Shana, almost thirty, has gotten her act together as much as someone like Shana can. She’s no angel. She still causes trouble at Timber Tavern and regularly stirs up gossip. She was even arrested a year and a half ago for public intoxication—and promptly called Andrew to bail her out. He didn’t. But the last year or so, she’s been consistent with Bell, and as long as she continues to prove herself, Andrew and I will cautiously let her into our lives. Under Flora’s supervision, along with the help of Pico’s new wife, Myra, and of course, her son Sammy—Shana got to spend these last couple weeks taking care of Bell.
She turned out better than Reggie, at least. He hit rock bottom the night he threatened Andrew and me—and kept going. He did his best to hurt us, but no lawyer would take him seriously when Reggie accused Andrew of being a bad father. He had no real evidence, and no charges could be pressed. I later learned that on top of losing his job, he’d invested most of his savings in a failing start-up. Though I can’t excuse his behavior, I understand a little better what drove him to my place. Reggie thought I was the one thing he could control that night.
Ultimately, he wouldn’t budge on avec. I had to let it go. It fell apart soon after I stepped down.
Since I didn’t have anything left to fight for, the divorce went through smoothly without Reggie doing too much damage. He tried. He went to the press with the videos he had, but once I stepped down from avec, nobody cared enough to run a story about two people in New Jersey who’d once had sex in the privacy of their own home. It was an embarrassing few months while Reggie tried to slander us, but we burrowed ourselves in our home. We used that time to strengthen our unit.
I moved in with Andrew a year later.
Andrew drops our luggage in the living room, and Shana and I move into the kitchen to give him a moment alone with Bell. I’m sorting through a stack of mail on the counter when Shana clears her throat. “I guess I’ll take off.”
I look up. “Thanks again for helping us out. How’d everything go with the,” I lower my voice, “you know?”
She smiles. “Good. Pico and Randy oversaw the entire thing, and I cleaned it this morning. It looks great.”

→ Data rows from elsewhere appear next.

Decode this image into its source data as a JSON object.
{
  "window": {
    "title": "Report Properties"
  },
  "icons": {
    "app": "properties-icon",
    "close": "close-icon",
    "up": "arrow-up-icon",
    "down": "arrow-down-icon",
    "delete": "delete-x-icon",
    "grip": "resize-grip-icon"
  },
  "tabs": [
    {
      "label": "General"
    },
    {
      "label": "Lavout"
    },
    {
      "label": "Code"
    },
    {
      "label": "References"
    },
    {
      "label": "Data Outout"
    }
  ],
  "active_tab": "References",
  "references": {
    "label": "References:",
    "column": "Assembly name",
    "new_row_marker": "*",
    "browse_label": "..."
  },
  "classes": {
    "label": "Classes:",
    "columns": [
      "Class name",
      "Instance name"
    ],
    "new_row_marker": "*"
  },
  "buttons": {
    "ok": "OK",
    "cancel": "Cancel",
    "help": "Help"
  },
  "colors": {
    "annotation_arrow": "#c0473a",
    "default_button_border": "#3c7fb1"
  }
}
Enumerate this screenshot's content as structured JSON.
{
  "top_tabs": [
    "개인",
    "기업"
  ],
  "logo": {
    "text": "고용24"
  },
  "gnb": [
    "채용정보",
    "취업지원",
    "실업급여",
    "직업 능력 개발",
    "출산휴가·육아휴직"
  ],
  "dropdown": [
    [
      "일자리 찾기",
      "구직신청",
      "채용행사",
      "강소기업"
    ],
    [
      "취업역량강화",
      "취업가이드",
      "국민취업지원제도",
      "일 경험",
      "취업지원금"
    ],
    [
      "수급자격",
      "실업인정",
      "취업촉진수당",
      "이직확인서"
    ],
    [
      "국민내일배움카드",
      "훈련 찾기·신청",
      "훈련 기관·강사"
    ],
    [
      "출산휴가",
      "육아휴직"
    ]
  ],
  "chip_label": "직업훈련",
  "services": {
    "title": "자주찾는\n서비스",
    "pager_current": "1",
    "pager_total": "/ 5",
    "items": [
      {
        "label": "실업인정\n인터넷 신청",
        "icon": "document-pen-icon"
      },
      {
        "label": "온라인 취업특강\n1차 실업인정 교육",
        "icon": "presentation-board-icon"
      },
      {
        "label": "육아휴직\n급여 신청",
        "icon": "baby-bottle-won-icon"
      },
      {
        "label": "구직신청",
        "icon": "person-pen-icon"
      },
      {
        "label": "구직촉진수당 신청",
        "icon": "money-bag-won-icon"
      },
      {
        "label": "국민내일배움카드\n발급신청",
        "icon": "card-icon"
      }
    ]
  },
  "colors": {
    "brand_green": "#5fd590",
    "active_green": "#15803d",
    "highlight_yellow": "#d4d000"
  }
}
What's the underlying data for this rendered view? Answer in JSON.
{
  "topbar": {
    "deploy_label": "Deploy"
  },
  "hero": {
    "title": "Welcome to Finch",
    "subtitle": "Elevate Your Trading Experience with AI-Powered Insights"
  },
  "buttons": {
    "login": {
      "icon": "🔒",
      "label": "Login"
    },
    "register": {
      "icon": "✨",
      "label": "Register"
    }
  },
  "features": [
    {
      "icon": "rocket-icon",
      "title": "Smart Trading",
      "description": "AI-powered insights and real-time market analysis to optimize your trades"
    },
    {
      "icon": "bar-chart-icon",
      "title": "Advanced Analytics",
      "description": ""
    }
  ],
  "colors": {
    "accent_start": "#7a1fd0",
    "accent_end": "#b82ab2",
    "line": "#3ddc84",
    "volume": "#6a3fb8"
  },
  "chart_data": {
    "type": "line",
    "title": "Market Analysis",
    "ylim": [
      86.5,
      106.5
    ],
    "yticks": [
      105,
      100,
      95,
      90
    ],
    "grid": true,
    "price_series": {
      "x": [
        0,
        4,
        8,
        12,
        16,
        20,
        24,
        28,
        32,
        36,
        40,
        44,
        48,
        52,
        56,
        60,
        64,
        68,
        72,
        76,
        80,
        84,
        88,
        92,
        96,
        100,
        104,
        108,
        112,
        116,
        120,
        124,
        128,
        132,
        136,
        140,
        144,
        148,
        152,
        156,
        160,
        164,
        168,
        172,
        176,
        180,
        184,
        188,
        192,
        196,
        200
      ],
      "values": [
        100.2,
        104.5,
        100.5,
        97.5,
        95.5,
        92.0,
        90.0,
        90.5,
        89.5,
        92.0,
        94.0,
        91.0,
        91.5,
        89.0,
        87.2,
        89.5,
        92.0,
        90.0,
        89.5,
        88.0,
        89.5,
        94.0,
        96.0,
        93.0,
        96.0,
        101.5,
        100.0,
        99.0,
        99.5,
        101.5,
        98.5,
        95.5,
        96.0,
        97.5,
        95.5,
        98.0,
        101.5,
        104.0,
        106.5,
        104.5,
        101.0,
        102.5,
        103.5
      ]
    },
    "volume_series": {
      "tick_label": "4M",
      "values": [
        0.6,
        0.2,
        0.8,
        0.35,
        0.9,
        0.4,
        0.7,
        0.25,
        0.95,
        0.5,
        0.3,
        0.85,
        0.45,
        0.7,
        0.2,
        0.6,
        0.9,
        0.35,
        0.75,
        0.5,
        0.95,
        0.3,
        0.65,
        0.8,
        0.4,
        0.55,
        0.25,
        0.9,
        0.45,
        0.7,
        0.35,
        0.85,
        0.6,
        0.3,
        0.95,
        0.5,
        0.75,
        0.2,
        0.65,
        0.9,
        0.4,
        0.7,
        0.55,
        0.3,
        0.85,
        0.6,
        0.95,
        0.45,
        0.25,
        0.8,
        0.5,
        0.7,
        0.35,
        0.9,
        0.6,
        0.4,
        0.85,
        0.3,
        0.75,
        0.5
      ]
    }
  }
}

“I can’t wait to see his face.”
“Um. There’s one thing I wanted to ask you,” she says, tapping a finger on the tile. “It’s not about Bell.”
I set down the mail to give her my attention. She looks nervous, which is rare for her, no matter how tense things have gotten between us over the past two years. “It’s just—I haven’t mentioned it because I wanted to make sure I would follow through. When I graduated from cosmetology school, I started thinking about opening my own salon. Now that I’ve been hairdressing over a year, I want to pursue my own thing.”
“Oh.” As much progress as Shana has made, I brace myself. If she asks us for money, I know Andrew won’t give it to her. I’m not sure I’d be comfortable with that either, even though she’s fierce with enough street smarts to run her own place. I would know.
“I just—I know you’re a PR consultant, but Denise said you helped one of her friends restructure her thrift store, and I was hoping maybe we could sit and talk about a business plan. Sometime. When you’re free.”